The Building Tradesman Newspaper

Friday, May 12, 2017

Trades assemble body shop at GM Flint campus

By Marty Mulcahy, Editor



FLINT - There is much left to do, but the end is in sight for the years-long, extreme makeover of General Motors' massive Flint Assembly Plant campus.

General contractor Barton Malow, its subcontractors and a building trades union workforce are creating a nearly one million square-foot home for the assembly plant's new body shop. The project started about a year ago and is moving along ahead of schedule, headed for a hand-off to the owner in early 2018.

Since 2011, GM has announced investments topping $1.8 billion for Flint Assembly. Included are $600 million for plant upgrades, a new standalone paint shop that was completed in 2016, and now the $877 million, 911,000 square-foot body shop.  

The new body shop is employing about 260 Hardhats per day. General Motors Project Manager Bryan Becker said with many of the tradespeople on site for years during all the construction, "our trades and our contractors are becoming more efficient, and we're getting great interface engagement with them. The quality of their work is excellent. The entire process has gone very well."

The investment in Flint Assembly upgrades one of GM's oldest properties. Opened in 1947 as part of a post-World War II building boom, the plant at I-75 and Bristol Road has produced more than 13 million vehicles. It currently employs more than 2,800 workers. The plant’s “View Builds,” as they are called, allow customers to see their heavy-duty Silverado or heavy-duty Sierra truck being assembled and roll off the line after a series of quality checks by members of UAW Local 598.

Work was progressing late last month mostly on tasks inside the big white sheet metal shell that will contain the plant's assembly operations, with tradespeople pouring the expansive concrete floor, and installing the piping, lighting, service and operations power. Built on formerly unused land at the site, when the project is complete all the operations at the plant will be on an efficient, single level. 

The original plant has three levels. "In the end, the beauty of this project will be the overall productivity improvements of getting operations off the second floor, and onto a single level," said Becker. "It will help reduce the complexity of moving material throughout the plant." The new body shop is being strategically erected north of the plant's Metal Shop, which supplies vehicle sheet metal and other parts to the operation. The new setup will result in cutting down on time it takes to move and handle parts. Assembled vehicles will be conveyed to the new paint shop via an overhead tunnel.

Becker said the new body shop is similar to GM's Lansing Grand River plant, with a wide open, versatile space inside - "the fewer the number of posts, the fewer opportunities you have to run into them," he said, half-joking.  

"I think the challenge out here has been to coordinate a large team size, with multiple parties interacting with each other," said Tyler Smith, project manager for Barton Malow. "And with a working plant right here, we're regularly adapting what we're doing to meet the owner's needs.
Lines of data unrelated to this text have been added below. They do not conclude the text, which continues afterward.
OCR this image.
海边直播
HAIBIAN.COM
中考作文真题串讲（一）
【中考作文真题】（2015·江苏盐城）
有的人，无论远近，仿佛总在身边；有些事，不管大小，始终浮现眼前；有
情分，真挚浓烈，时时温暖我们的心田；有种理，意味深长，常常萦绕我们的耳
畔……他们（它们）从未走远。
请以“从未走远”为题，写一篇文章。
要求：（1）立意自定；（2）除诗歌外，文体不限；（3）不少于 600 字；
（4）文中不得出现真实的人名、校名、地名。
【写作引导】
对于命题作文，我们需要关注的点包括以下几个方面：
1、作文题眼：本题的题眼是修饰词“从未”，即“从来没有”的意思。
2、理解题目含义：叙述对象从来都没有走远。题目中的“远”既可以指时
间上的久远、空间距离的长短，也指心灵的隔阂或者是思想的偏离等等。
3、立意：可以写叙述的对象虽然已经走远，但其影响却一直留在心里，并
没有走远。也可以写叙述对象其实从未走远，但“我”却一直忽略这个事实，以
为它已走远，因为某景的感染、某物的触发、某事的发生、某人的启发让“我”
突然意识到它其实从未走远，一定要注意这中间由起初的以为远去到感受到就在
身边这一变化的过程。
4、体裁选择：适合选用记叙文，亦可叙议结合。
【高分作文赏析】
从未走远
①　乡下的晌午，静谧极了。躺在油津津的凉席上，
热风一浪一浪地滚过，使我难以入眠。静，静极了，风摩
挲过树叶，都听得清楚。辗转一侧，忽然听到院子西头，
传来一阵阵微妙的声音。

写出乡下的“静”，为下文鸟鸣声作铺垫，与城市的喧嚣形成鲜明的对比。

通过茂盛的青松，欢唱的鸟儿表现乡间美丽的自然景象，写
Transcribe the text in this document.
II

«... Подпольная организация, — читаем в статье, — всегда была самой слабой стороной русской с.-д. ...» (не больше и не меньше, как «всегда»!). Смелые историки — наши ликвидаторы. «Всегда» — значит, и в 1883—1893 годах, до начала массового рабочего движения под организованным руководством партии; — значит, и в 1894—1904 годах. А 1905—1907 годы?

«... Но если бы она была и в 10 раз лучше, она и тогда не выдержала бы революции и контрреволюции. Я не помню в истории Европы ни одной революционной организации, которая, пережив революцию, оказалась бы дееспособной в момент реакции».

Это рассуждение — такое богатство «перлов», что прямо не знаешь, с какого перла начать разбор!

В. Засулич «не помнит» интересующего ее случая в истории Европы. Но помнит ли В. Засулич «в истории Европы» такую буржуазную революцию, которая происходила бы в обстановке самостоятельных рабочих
We have a working goal that our presence should not stop the production of a single vehicle."

GM North America Manufacturing and Labor Relations Vice President Cathy Clegg said the body shop investment "will allow us to use a more innovative approach to deliver material between two critical facilities, reducing handling and the time it takes to ship parts. While the plant has received numerous awards for initial quality and long-term durability and reliability, our latest investments in the plant will raise the bar in vehicle quality and customer satisfaction."


TROWELING A CURB at the GM-Flint Assembly’s new body shop is Jordan Stover of Cement Masons Local 514. He’s employed by Barton Malow.


INSULATING A PIPE in the upper reaches of the new GM-Flint body shop is Dennis Heller of Heat and Frost Insulators Local 47. He’s employed by R.L. Bondy.


WE ASKED ELECTRICIANS Jim Kosal, Dale Drouin, Steve Dunman and Tim Peterson to pause for a photo after they wrestled with a 500 MCM armor cable, while working at GM-Flint Assembly’s new body shop. The IBEW Local 948 members are employed by Superior Electric.